腹周りを摩りながら、周囲を見回した俺の目に、バス停の標識柱と色褪せたベンチが映る。
時刻表の辺りに目を凝らすと……どうやら『花畑』は足立区の地名のようだ。
『はなはた』と読むと知り、何だか少しほっとした。
『ちょっとそこまで、天国のお花畑へ……レッツドライブ!』とかって、この社長なら真顔で言い出しかねない。
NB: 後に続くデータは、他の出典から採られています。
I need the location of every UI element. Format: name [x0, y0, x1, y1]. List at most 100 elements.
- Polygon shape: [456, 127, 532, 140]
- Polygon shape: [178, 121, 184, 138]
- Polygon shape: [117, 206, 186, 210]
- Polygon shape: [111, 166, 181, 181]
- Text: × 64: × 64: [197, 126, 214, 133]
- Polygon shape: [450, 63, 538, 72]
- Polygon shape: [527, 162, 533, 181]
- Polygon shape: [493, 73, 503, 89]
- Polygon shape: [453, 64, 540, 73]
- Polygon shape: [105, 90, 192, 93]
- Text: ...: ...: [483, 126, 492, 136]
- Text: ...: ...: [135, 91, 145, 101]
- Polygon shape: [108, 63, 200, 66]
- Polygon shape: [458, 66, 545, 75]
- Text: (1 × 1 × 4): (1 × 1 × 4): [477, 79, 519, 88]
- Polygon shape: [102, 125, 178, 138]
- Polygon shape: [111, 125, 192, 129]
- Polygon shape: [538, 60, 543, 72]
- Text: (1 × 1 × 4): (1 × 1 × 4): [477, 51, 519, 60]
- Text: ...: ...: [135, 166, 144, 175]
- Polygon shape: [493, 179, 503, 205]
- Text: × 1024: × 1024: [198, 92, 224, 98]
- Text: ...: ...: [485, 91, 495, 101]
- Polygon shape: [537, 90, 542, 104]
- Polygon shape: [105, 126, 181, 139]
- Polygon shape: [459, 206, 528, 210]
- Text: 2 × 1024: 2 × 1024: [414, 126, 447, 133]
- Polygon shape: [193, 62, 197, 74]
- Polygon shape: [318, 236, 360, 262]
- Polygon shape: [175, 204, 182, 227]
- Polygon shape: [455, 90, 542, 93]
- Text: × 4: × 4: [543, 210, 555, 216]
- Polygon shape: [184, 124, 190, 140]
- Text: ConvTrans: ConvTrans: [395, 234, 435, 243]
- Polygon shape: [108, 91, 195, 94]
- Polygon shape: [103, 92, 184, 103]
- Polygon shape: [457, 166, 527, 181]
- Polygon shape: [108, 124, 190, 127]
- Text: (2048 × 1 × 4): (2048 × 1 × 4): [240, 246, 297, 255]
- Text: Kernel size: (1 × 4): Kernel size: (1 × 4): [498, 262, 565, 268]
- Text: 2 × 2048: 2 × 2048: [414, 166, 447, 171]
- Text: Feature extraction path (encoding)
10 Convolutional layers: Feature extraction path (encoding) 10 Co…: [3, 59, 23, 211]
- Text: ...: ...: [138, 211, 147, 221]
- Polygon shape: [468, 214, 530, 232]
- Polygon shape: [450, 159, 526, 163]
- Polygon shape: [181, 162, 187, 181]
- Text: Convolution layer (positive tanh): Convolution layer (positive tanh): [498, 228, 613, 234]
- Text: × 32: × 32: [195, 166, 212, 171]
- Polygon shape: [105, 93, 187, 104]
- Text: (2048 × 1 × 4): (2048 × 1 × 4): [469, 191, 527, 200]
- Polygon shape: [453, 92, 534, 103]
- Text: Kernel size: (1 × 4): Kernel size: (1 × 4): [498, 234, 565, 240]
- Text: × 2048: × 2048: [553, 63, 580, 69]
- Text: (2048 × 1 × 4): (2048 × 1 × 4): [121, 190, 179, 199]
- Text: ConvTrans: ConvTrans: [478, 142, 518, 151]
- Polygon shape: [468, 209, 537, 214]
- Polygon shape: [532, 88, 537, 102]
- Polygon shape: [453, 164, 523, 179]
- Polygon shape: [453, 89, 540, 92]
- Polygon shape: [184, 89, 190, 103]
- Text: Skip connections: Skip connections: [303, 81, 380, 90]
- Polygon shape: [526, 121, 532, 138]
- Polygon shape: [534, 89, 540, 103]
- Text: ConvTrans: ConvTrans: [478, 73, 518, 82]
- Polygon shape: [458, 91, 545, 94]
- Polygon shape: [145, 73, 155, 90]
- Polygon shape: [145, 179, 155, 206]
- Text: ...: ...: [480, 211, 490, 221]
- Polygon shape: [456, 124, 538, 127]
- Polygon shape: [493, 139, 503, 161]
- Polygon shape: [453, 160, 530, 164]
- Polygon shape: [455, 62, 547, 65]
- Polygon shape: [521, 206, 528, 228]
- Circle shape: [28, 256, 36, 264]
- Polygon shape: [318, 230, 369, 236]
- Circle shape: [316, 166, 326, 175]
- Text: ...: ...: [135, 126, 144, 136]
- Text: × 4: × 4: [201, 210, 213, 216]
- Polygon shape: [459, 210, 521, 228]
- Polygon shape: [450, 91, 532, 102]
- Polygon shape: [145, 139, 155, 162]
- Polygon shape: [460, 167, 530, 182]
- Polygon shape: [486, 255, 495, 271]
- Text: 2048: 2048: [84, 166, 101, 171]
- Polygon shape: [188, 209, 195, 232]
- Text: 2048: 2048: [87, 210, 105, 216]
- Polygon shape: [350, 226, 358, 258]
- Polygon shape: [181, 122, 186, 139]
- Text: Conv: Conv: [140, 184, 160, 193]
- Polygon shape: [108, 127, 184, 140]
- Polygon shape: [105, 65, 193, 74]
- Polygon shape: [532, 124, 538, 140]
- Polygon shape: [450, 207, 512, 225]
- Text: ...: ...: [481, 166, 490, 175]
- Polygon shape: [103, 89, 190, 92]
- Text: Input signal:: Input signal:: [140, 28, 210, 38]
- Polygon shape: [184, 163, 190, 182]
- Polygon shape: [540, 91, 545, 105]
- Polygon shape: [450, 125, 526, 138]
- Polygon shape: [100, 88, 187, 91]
現実に紛れて、常識外のことが何食わぬ顔で混じっていることを、ここ最近、身をもって学んでるんでね。
俺の左肩に乗り、なんだかご機嫌そうな魔法少女人形ちゃんにちらりと視線を動かしてから、眼前の建物を見上げる。
「ここは……倉庫?」
全体的に白い塗装で統一された……何の変哲もない、普通の倉庫だな。
看板は見当たらないけど、広い駐車場を設けているし、綺麗な外観から物流倉庫というよりは、何かのお店のようにも見える。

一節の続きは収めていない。